稽古場というのは、皆さんどういうイメージでしょうか?私の中ではワイワイガヤガヤ、喧々諤々のイメージがなきにしもあらずなのですが、実際に訪れてみると、そういう稽古場は結構少ないです。「意外と静か」です(もちろんそうじゃない現場も多々ありますが)。

さて、ティーファクトリーの稽古場はどうかというと、やっぱり「静か」です。休憩中などはもちろん雑談が交わされていたりもするのですが、それでも概ね結構静かです。でも、この日はもしかしたら前2回よりも静かだったかもしれません。
私としては「徐々に形になってきている段階で、川村さんから色々と細かく指示が飛ぶんだろう」みたいな稽古場風景を勝手にイメージしていたのですが、その手前勝手な想像と比較すると、とても「静か」な稽古模様でした。

ティーファクトリーの稽古場はあまり細かく切ったりはせず、ワンシーンごと、比較的長めにまわします。たまにシーンが始まって割とすぐに切って、修正をかける場合もありますが、それはまれなようで、この日もそういう場面は全然ありませんでした。

≪細かく止めて、細かく指示を出していく≫というのと対極にあるのが、演出家・川村毅のスタイルのようです。


川村氏は、途中ほとんど止めることもなく、シーンを粗方通させながら稽古を進めていきます。そして、切りのいいところまで終えたところで(これは流石にシーン丸々とは限りません。作家・川村氏は1シーンを比較的長めに設定されるタイプだと思います)、それまでの部分で気になったところを、個別に伝えていきます。でも、それもあまりたくさんではなく、2,3細かいニュアンスなどを中心に、大まかな方向性を調整したりという感じです。

これに役者さんはどう応じていくのだろうかと思ったのですが、同じシーンを繰り返すのを見て、すぐに気づいたことがあります。誰一人として、直前の返し稽古とは同じ演技プランで臨んでいないのです。 分かりやすく大きく演技プランを変えているのは笠木誠さんですね。思わず「すげー自由だな」と思ってしまうくらい、自由自在に毎回違うことをやってらっしゃいます。
「劇団でやっているとだんだんマンネリ化していくのが嫌だった」というようなことを、何かの折に川村氏から聞いた記憶があるのですが、第三エロチカ時代から今も引き続きカンパニーメンバーとして笠木さんと創作を続けているのは、この笠木さんの自由さ・貪欲さに、誰よりも川村氏が刺激を感じられるからなのかも知れません。
もちろん他の出演者の方々も、その笠木さんの自由さに応じたり、応じずに負けじと対抗してみたり、セリフや設定が変わる訳ではないのですが、観ている側からすると、「あー、そんな風にもできるんだ」とか「そういう解釈もできるのか」みたいな発見の連続です。そうしてどんどん新たな角度から光が当てられる稽古風景を、川村氏は、演出家席で足を組みながら、口元に手をあて、特に満足気でも不満気でもない、いつも通りややドスの利いた表情で眺めています。
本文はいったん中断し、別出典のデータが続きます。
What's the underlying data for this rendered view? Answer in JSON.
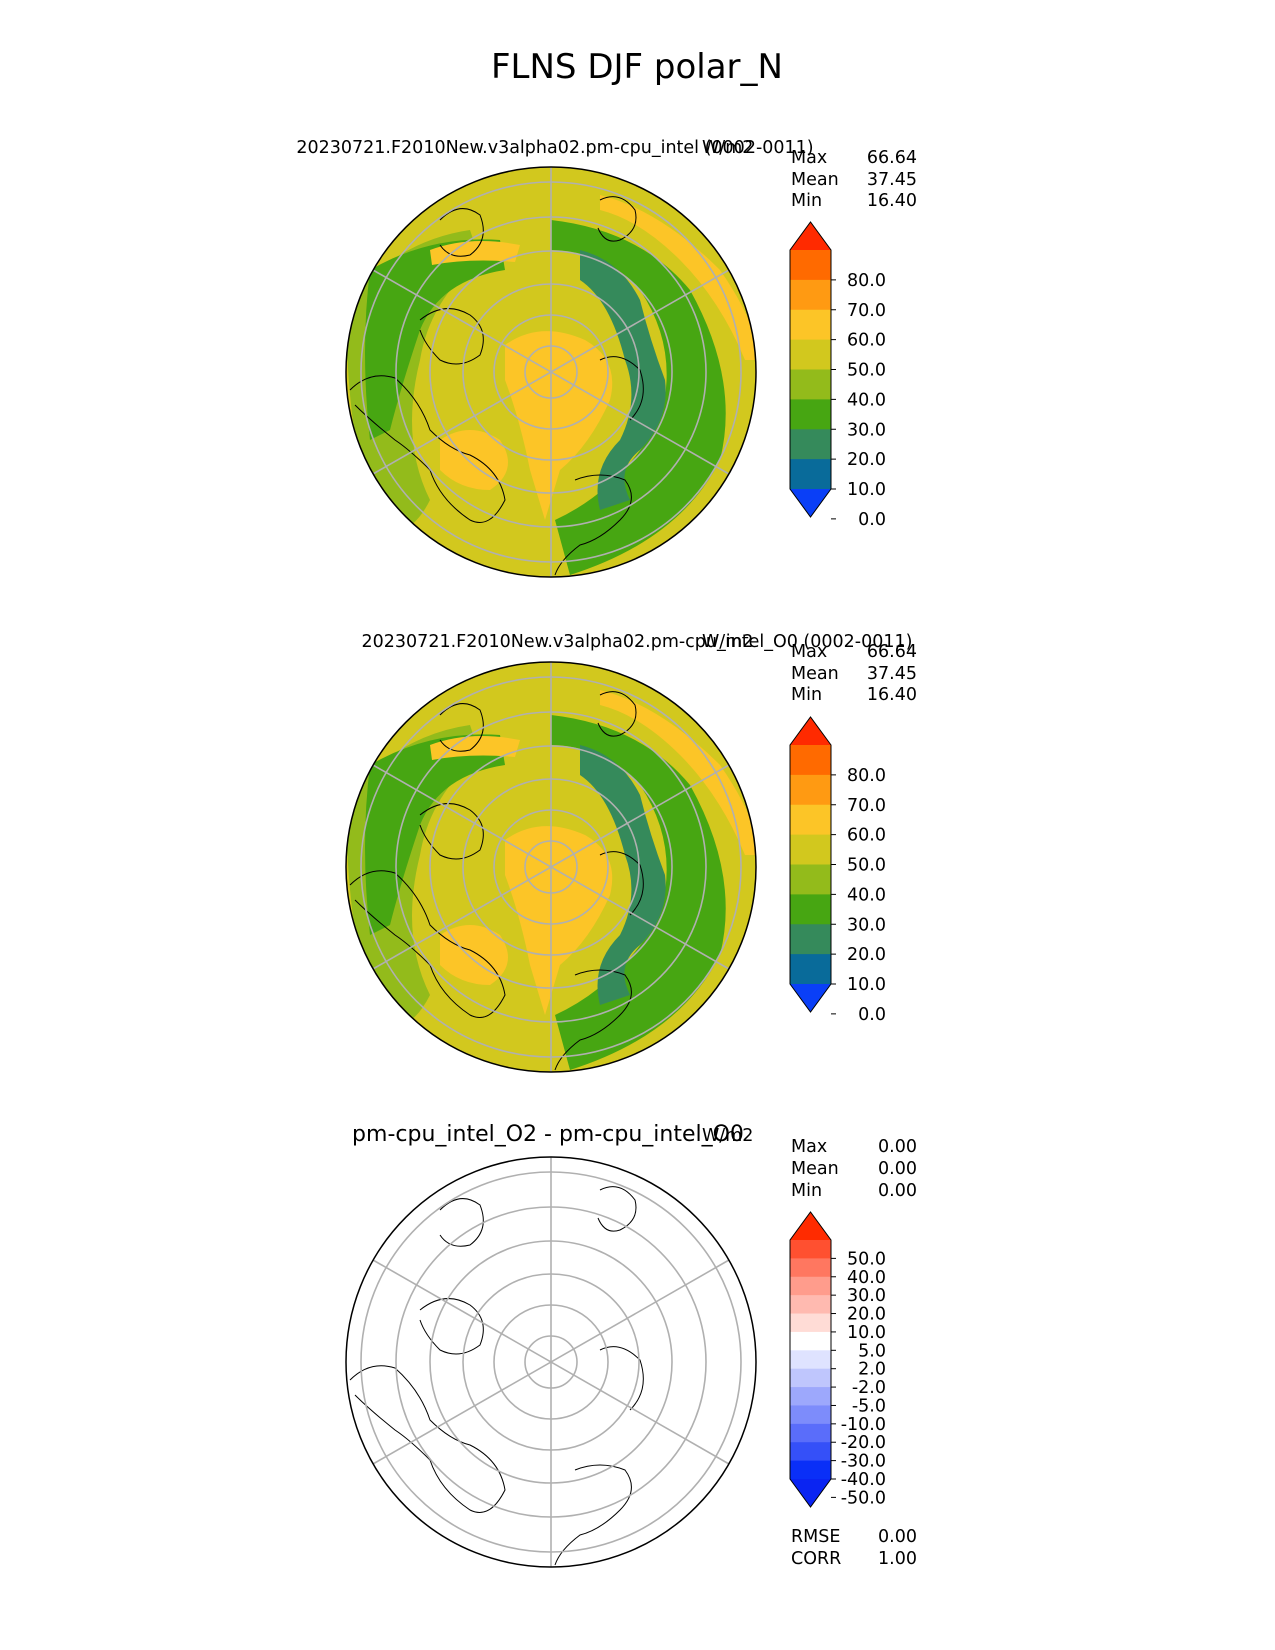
{
  "figure": {
    "title": "FLNS DJF polar_N"
  },
  "chart_data": [
    {
      "type": "heatmap",
      "projection": "north-polar-stereographic",
      "title": "20230721.F2010New.v3alpha02.pm-cpu_intel (0002-0011)",
      "units": "W/m2",
      "stats": [
        {
          "label": "Max",
          "value": "66.64"
        },
        {
          "label": "Mean",
          "value": "37.45"
        },
        {
          "label": "Min",
          "value": "16.40"
        }
      ],
      "colorbar": {
        "ticks": [
          "80.0",
          "70.0",
          "60.0",
          "50.0",
          "40.0",
          "30.0",
          "20.0",
          "10.0",
          "0.0"
        ],
        "colors": [
          "#ff2a00",
          "#ff6a00",
          "#ff9a12",
          "#fcc527",
          "#d2c81e",
          "#93bb1b",
          "#47a612",
          "#358a5b",
          "#096b9a",
          "#0a3ff7"
        ],
        "extend": "both"
      },
      "grid": true
    },
    {
      "type": "heatmap",
      "projection": "north-polar-stereographic",
      "title": "20230721.F2010New.v3alpha02.pm-cpu_intel_O0 (0002-0011)",
      "units": "W/m2",
      "stats": [
        {
          "label": "Max",
          "value": "66.64"
        },
        {
          "label": "Mean",
          "value": "37.45"
        },
        {
          "label": "Min",
          "value": "16.40"
        }
      ],
      "colorbar": {
        "ticks": [
          "80.0",
          "70.0",
          "60.0",
          "50.0",
          "40.0",
          "30.0",
          "20.0",
          "10.0",
          "0.0"
        ],
        "colors": [
          "#ff2a00",
          "#ff6a00",
          "#ff9a12",
          "#fcc527",
          "#d2c81e",
          "#93bb1b",
          "#47a612",
          "#358a5b",
          "#096b9a",
          "#0a3ff7"
        ],
        "extend": "both"
      },
      "grid": true
    },
    {
      "type": "heatmap",
      "projection": "north-polar-stereographic",
      "title": "pm-cpu_intel_O2 - pm-cpu_intel_O0",
      "units": "W/m2",
      "stats": [
        {
          "label": "Max",
          "value": "0.00"
        },
        {
          "label": "Mean",
          "value": "0.00"
        },
        {
          "label": "Min",
          "value": "0.00"
        }
      ],
      "colorbar": {
        "ticks": [
          "50.0",
          "40.0",
          "30.0",
          "20.0",
          "10.0",
          "5.0",
          "2.0",
          "-2.0",
          "-5.0",
          "-10.0",
          "-20.0",
          "-30.0",
          "-40.0",
          "-50.0"
        ],
        "colors": [
          "#ff2b00",
          "#ff5030",
          "#ff7760",
          "#ff9c8c",
          "#ffbab0",
          "#ffdcd6",
          "#ffffff",
          "#dfe3ff",
          "#bfc6fd",
          "#9da8fc",
          "#7d8cfb",
          "#5a6dfa",
          "#3550f8",
          "#0a2ff7",
          "#0a24f2"
        ],
        "extend": "both",
        "field": "zero everywhere"
      },
      "grid": true,
      "footer_stats": [
        {
          "label": "RMSE",
          "value": "0.00"
        },
        {
          "label": "CORR",
          "value": "1.00"
        }
      ]
    }
  ]
}
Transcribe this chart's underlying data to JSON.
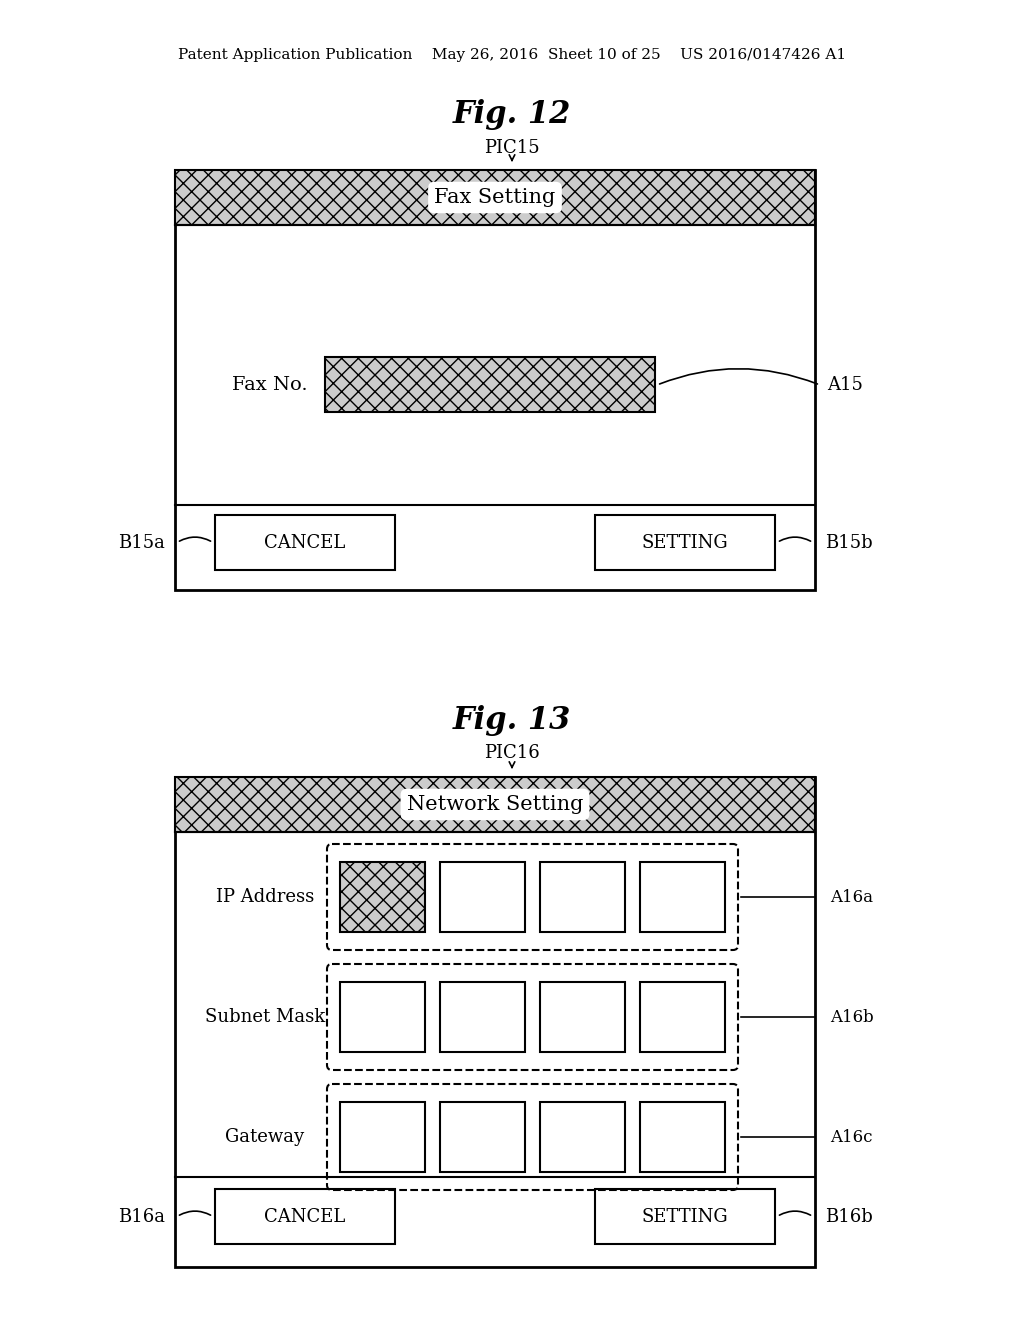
{
  "bg_color": "#ffffff",
  "header_text": "Patent Application Publication    May 26, 2016  Sheet 10 of 25    US 2016/0147426 A1",
  "fig12": {
    "title": "Fig. 12",
    "pic_label": "PIC15",
    "screen_title": "Fax Setting",
    "field_label": "Fax No.",
    "field_ref": "A15",
    "btn_left_label": "CANCEL",
    "btn_left_ref": "B15a",
    "btn_right_label": "SETTING",
    "btn_right_ref": "B15b"
  },
  "fig13": {
    "title": "Fig. 13",
    "pic_label": "PIC16",
    "screen_title": "Network Setting",
    "rows": [
      {
        "label": "IP Address",
        "ref": "A16a",
        "first_hatched": true
      },
      {
        "label": "Subnet Mask",
        "ref": "A16b",
        "first_hatched": false
      },
      {
        "label": "Gateway",
        "ref": "A16c",
        "first_hatched": false
      }
    ],
    "btn_left_label": "CANCEL",
    "btn_left_ref": "B16a",
    "btn_right_label": "SETTING",
    "btn_right_ref": "B16b"
  }
}
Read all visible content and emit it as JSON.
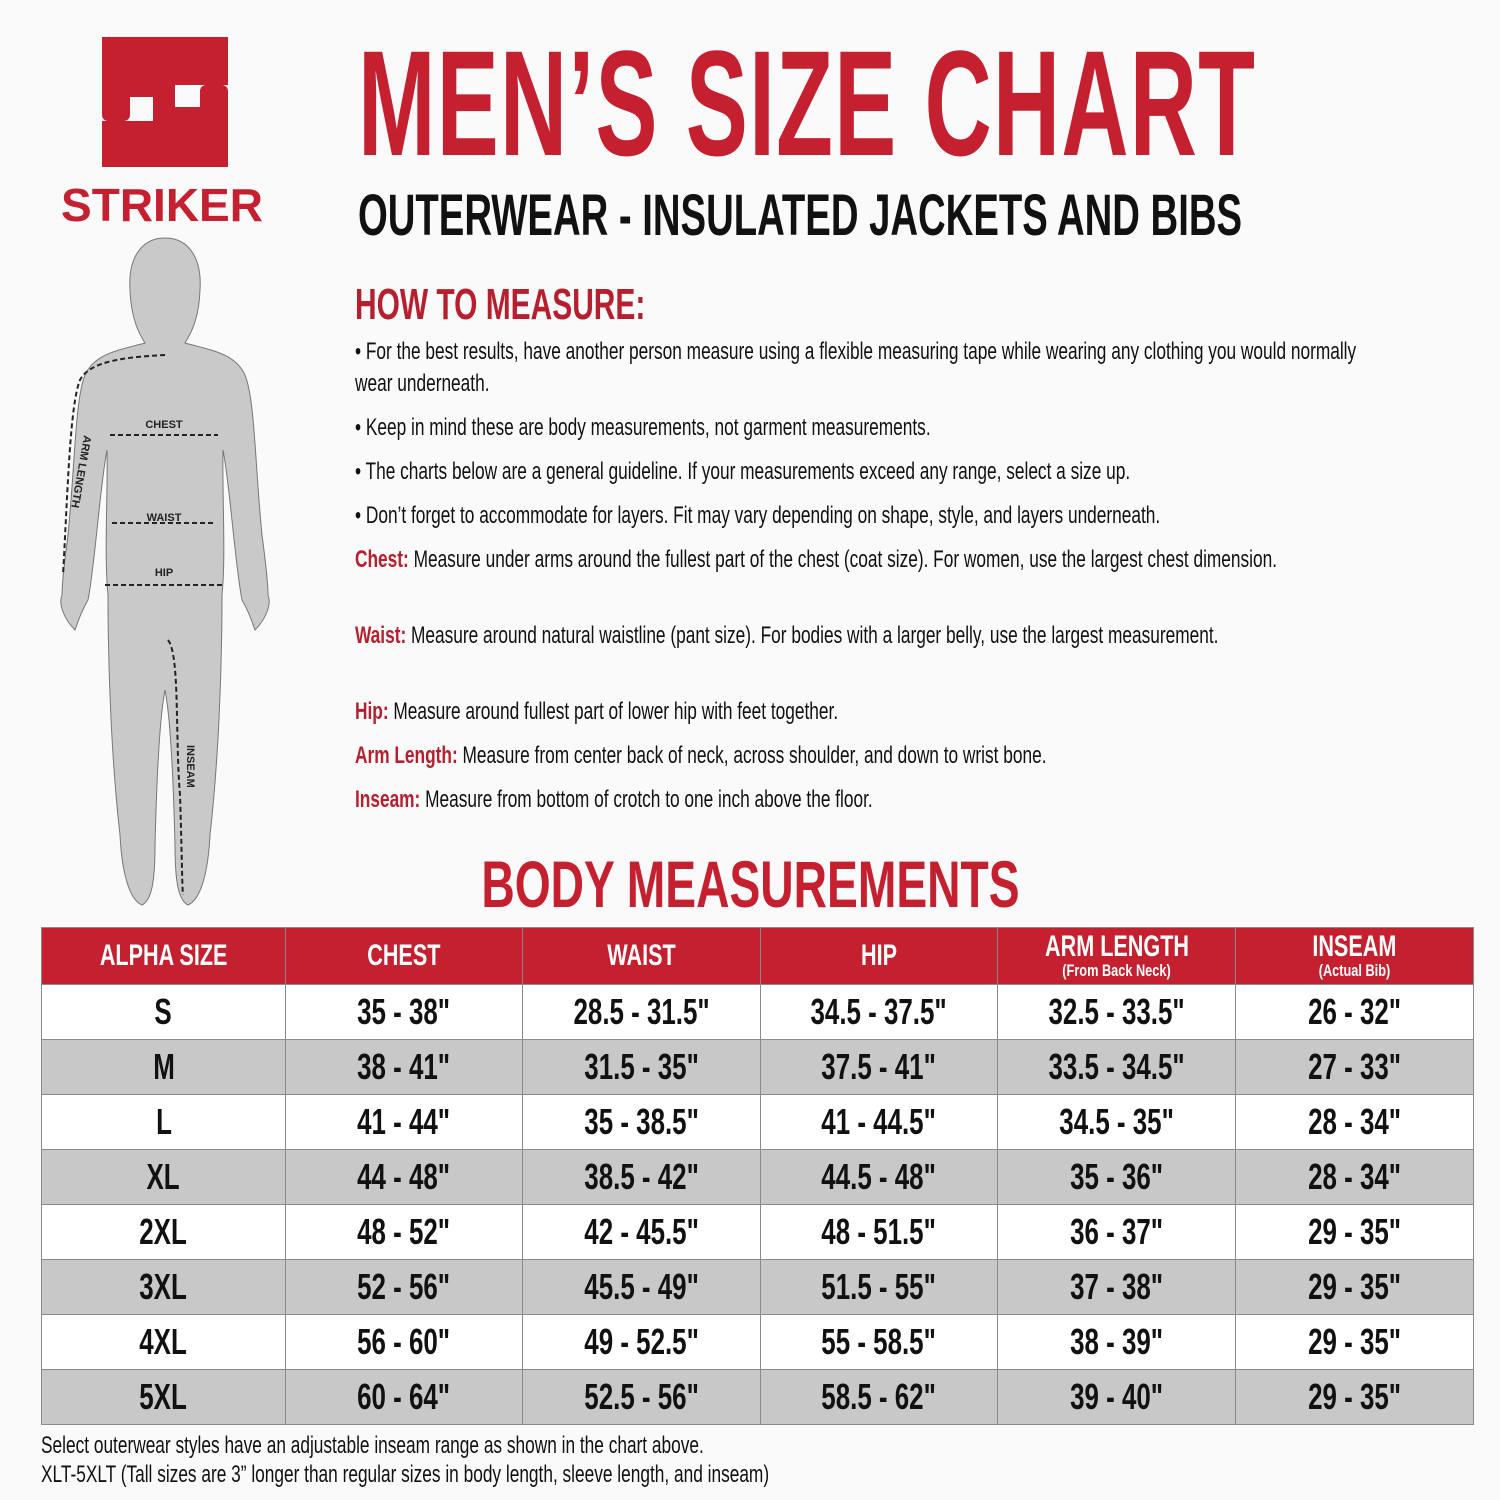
{
  "logo": {
    "letter": "S",
    "brand": "STRIKER",
    "color": "#c4202f"
  },
  "title": "MEN’S SIZE CHART",
  "subtitle": "OUTERWEAR - INSULATED JACKETS AND BIBS",
  "figure_labels": {
    "chest": "CHEST",
    "waist": "WAIST",
    "hip": "HIP",
    "arm": "ARM LENGTH",
    "inseam": "INSEAM"
  },
  "how_to": {
    "heading": "HOW TO MEASURE:",
    "bullets": [
      "• For the best results, have another person measure using a flexible measuring tape while wearing any clothing you would normally wear underneath.",
      "• Keep in mind these are body measurements, not garment measurements.",
      "• The charts below are a general guideline. If your measurements exceed any range, select a size up.",
      "• Don’t forget to accommodate for layers. Fit may vary depending on shape, style, and layers underneath."
    ],
    "definitions": [
      {
        "label": "Chest:",
        "text": " Measure under arms around the fullest part of the chest (coat size).  For women, use the largest chest dimension."
      },
      {
        "label": "Waist:",
        "text": " Measure around natural waistline (pant size). For bodies with a larger belly, use the largest measurement."
      },
      {
        "label": "Hip:",
        "text": " Measure around fullest part of lower hip with feet together."
      },
      {
        "label": "Arm Length:",
        "text": " Measure from center back of neck, across shoulder, and down to wrist bone."
      },
      {
        "label": "Inseam:",
        "text": " Measure from bottom of crotch to one inch above the floor."
      }
    ]
  },
  "table": {
    "heading": "BODY MEASUREMENTS",
    "columns": [
      {
        "title": "ALPHA SIZE",
        "sub": ""
      },
      {
        "title": "CHEST",
        "sub": ""
      },
      {
        "title": "WAIST",
        "sub": ""
      },
      {
        "title": "HIP",
        "sub": ""
      },
      {
        "title": "ARM LENGTH",
        "sub": "(From Back Neck)"
      },
      {
        "title": "INSEAM",
        "sub": "(Actual Bib)"
      }
    ],
    "rows": [
      [
        "S",
        "35 - 38\"",
        "28.5 - 31.5\"",
        "34.5 - 37.5\"",
        "32.5 - 33.5\"",
        "26 - 32\""
      ],
      [
        "M",
        "38 - 41\"",
        "31.5 - 35\"",
        "37.5 - 41\"",
        "33.5 - 34.5\"",
        "27 - 33\""
      ],
      [
        "L",
        "41 - 44\"",
        "35 - 38.5\"",
        "41 - 44.5\"",
        "34.5 - 35\"",
        "28 - 34\""
      ],
      [
        "XL",
        "44 - 48\"",
        "38.5 - 42\"",
        "44.5 - 48\"",
        "35 - 36\"",
        "28 - 34\""
      ],
      [
        "2XL",
        "48 - 52\"",
        "42 - 45.5\"",
        "48 - 51.5\"",
        "36 - 37\"",
        "29 - 35\""
      ],
      [
        "3XL",
        "52 - 56\"",
        "45.5 - 49\"",
        "51.5 - 55\"",
        "37 - 38\"",
        "29 - 35\""
      ],
      [
        "4XL",
        "56 - 60\"",
        "49 - 52.5\"",
        "55 - 58.5\"",
        "38 - 39\"",
        "29 - 35\""
      ],
      [
        "5XL",
        "60 - 64\"",
        "52.5 - 56\"",
        "58.5 - 62\"",
        "39 - 40\"",
        "29 - 35\""
      ]
    ]
  },
  "footnotes": [
    "Select outerwear styles have an adjustable inseam range as shown in the chart above.",
    "XLT-5XLT (Tall sizes are 3” longer than regular sizes in body length, sleeve length, and inseam)"
  ]
}
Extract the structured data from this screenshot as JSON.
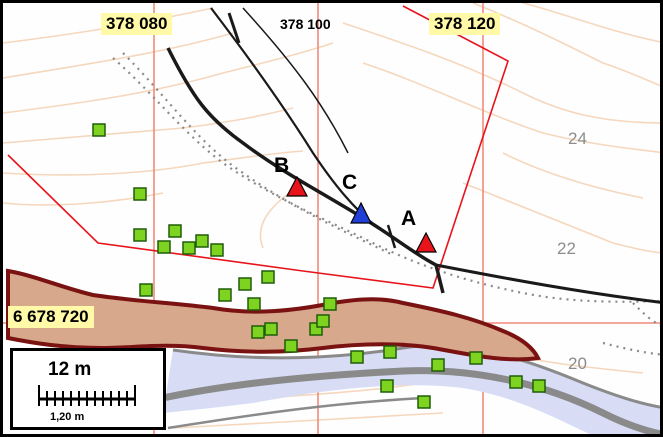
{
  "map": {
    "grid_labels": {
      "x_378080": "378 080",
      "x_378100": "378 100",
      "x_378120": "378 120",
      "y_6678720": "6 678 720"
    },
    "contour_labels": {
      "c24": "24",
      "c22": "22",
      "c20": "20"
    },
    "points": [
      {
        "name": "A",
        "color": "#e8141c"
      },
      {
        "name": "B",
        "color": "#e8141c"
      },
      {
        "name": "C",
        "color": "#1f3fd6"
      }
    ],
    "scalebar": {
      "main_label": "12 m",
      "sub_label": "1,20 m"
    },
    "colors": {
      "grid_line": "#f08a78",
      "parcel_line": "#e8141c",
      "contour": "#f5d7bd",
      "road_fill": "#d8ddf5",
      "road_edge": "#8a8a8a",
      "bank_fill": "#d7a88c",
      "bank_edge": "#7a1212",
      "marker_fill": "#7ed321",
      "marker_edge": "#1e5d0a"
    }
  }
}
≪ドラマ・ドクター≫の講座を吉祥寺シアターで行っていただいた時に、参加してくださった劇作家の方々との対話を見ていたときにも思ったのですが、川村氏は、相手を1人のアーティスト、1人のプロフェッショナルとして、そのやり方や考え方を最大限尊重されるタイプの方だと思います。劇作家としても、演出家としても、その姿勢は変わらないのでしょう。ティーファクトリーという、1つの作品を創作するうえで、ベストと思える俳優陣を集めて創作するという劇団時代とは違うスタイルだからこそできることなのかも知れません。

川村氏が現時点であまり細かく指示を出さないのも、俳優陣が提示してくる創意工夫を1つ1つ尊重し、彼らに多くを委ねている段階だということなのでしょう。いつも通りのややドスの利いた川村氏の表情は、彼らからの挑戦にビシビシ刺激を感じて、演出家として俳優陣に挑戦していく「闘いの表情」なのかも知れません。
川村さんのみならず、キャストの皆さんも、自分の出番でないときの稽古を見つめる眼差しが印象的でした。この眼差しの先に、舞台『愛情の内乱』が創り上げられていくのですね。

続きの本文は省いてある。